Short-lived itch—from an insect bite, for example—arises when immune substances released by the body activate itch-sensing nerve fibers in the skin. The signal is relayed to the brain, where it is perceived as the sensation of itch. But scientists haven’t understood how this process may become chronic.
A research team led by Dr. Mark Hoon of NIH’s National Institute of Dental and Craniofacial Research (NIDCR) examined skin from people and mice with skin diseases associated with chronic itch. Results were published on November 10, 2021, in Science Translational Medicine.

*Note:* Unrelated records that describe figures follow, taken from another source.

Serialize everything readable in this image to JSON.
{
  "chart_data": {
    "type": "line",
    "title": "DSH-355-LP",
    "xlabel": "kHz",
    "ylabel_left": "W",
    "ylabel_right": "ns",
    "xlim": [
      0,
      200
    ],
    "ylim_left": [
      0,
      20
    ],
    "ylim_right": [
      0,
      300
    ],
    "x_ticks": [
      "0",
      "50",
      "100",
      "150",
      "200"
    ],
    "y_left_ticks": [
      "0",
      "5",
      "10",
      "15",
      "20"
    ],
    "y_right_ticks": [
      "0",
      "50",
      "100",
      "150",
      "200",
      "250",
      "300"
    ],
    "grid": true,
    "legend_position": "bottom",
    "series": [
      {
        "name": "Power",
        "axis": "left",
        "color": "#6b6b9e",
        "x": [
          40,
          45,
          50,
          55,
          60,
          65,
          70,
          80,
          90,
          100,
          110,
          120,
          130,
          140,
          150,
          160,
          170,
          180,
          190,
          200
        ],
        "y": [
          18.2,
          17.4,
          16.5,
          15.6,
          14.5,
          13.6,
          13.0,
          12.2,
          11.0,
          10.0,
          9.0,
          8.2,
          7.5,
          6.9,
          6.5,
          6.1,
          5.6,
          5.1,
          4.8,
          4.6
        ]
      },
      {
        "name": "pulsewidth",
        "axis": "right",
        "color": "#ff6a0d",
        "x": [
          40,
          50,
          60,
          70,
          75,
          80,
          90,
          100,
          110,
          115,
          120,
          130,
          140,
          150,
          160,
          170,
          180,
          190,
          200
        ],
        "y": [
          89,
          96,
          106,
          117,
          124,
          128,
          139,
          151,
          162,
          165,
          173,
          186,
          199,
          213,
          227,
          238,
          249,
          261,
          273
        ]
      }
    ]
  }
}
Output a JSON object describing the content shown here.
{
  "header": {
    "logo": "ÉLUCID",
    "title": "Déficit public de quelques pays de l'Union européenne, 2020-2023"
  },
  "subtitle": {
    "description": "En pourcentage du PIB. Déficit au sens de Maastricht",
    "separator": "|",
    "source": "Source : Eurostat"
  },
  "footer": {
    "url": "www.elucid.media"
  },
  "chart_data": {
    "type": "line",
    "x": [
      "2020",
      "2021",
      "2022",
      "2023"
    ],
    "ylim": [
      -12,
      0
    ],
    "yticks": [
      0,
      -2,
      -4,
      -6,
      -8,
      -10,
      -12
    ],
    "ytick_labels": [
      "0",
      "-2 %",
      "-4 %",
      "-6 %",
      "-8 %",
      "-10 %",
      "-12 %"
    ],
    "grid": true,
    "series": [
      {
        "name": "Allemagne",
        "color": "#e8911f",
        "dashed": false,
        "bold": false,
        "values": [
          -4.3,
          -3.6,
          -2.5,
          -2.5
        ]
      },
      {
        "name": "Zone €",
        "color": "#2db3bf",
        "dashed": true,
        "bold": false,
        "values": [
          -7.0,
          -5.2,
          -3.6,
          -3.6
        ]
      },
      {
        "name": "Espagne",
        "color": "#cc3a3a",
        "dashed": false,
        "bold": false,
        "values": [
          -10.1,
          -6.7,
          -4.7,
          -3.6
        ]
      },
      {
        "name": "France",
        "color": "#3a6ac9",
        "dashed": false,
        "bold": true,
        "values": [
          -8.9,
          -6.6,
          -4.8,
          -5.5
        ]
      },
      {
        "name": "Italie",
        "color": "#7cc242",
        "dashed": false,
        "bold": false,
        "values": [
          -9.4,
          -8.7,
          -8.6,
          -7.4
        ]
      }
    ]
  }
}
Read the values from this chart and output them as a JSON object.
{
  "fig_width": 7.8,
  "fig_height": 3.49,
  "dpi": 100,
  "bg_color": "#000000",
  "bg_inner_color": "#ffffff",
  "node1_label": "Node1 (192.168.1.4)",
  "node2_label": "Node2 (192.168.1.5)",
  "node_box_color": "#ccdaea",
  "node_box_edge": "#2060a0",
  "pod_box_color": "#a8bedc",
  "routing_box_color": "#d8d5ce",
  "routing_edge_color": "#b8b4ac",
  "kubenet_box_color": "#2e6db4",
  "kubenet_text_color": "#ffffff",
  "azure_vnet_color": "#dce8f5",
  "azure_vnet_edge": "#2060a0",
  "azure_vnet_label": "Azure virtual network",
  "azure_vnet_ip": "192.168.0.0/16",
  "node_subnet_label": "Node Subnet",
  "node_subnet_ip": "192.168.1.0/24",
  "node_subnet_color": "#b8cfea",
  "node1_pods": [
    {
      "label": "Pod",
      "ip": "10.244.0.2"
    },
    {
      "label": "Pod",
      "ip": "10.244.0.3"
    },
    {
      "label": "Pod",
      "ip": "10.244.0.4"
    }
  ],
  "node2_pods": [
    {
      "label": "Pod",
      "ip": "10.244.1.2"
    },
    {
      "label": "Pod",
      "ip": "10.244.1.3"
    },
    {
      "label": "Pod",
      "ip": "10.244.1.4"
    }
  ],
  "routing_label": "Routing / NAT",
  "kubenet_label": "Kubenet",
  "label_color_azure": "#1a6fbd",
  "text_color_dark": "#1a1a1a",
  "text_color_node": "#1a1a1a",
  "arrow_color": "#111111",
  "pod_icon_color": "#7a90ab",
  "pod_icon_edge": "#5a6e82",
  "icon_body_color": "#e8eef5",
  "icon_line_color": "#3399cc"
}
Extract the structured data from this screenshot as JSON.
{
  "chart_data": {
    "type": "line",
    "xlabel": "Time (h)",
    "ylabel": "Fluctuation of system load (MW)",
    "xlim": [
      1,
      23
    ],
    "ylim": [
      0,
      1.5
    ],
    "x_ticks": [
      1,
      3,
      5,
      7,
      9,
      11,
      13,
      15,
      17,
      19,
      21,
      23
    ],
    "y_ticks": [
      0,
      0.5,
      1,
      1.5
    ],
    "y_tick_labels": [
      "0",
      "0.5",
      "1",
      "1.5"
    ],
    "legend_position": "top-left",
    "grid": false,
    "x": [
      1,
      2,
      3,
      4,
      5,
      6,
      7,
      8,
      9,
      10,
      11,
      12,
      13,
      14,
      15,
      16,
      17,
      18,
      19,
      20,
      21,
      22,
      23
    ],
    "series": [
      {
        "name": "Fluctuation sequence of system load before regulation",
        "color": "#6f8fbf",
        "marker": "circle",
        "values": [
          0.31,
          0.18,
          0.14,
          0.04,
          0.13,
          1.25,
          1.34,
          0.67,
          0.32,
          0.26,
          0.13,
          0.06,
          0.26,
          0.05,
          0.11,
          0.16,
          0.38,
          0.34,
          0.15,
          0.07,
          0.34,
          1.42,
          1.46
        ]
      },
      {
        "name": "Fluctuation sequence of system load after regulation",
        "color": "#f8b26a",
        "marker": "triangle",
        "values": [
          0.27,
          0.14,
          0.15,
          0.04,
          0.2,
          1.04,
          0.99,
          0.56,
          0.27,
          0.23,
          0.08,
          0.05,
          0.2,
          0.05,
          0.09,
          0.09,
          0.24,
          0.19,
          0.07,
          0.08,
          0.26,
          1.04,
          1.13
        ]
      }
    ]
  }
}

The team found that skin samples from people with chronic itch-related conditions made high levels of an immune signaling molecule called oncostatin M (OSM). OSM sends immune signals to cells by stimulating protein receptors on their surfaces. Although OSM had previously been linked to inflammatory diseases such as arthritis, there had been little evidence of its involvement in itch.
The scientists showed that itch-sensing neurons in both mice and humans produce the receptor for OSM. This suggests that OSM can affect the activity of these cells.
To find out if this was the case, the researchers exposed itch-sensing mouse neurons grown in a dish to OSM. They tested neuron responses by measuring changes in their electrical activity. Unlike most itch-inducing substances, OSM did not directly activate the itch neurons. Instead, it enhanced the neurons’ responses to histamine, an itch-inducing molecule released by the body during immune reactions. Prolonged exposure to OSM also increased the baseline excitability of the neurons—meaning they became sensitive to even small stimuli.
In a similar fashion, injection of OSM into the skin of mice heightened their histamine-induced scratching. Histamine given alone triggered immediate but short-lasting scratching. In contrast, when OSM was injected on its own, mice slowly developed scratching behavior after a delay of about 30 minutes.
OSM’s effects on scratching were partially reversed by removing the OSM receptor. In a mouse model of psoriasis-induced chronic itch, scratching was almost entirely eliminated by treatment with a drug that blocks the OSM receptor.
“Our findings suggest that prolonged elevation of OSM in the presence of other itch-inducing agents can switch short-term itch responses into longer-lasting episodes,” Hoon explains. “Small molecule drugs that block OSM’s activity could be promising therapies for chronic itch.”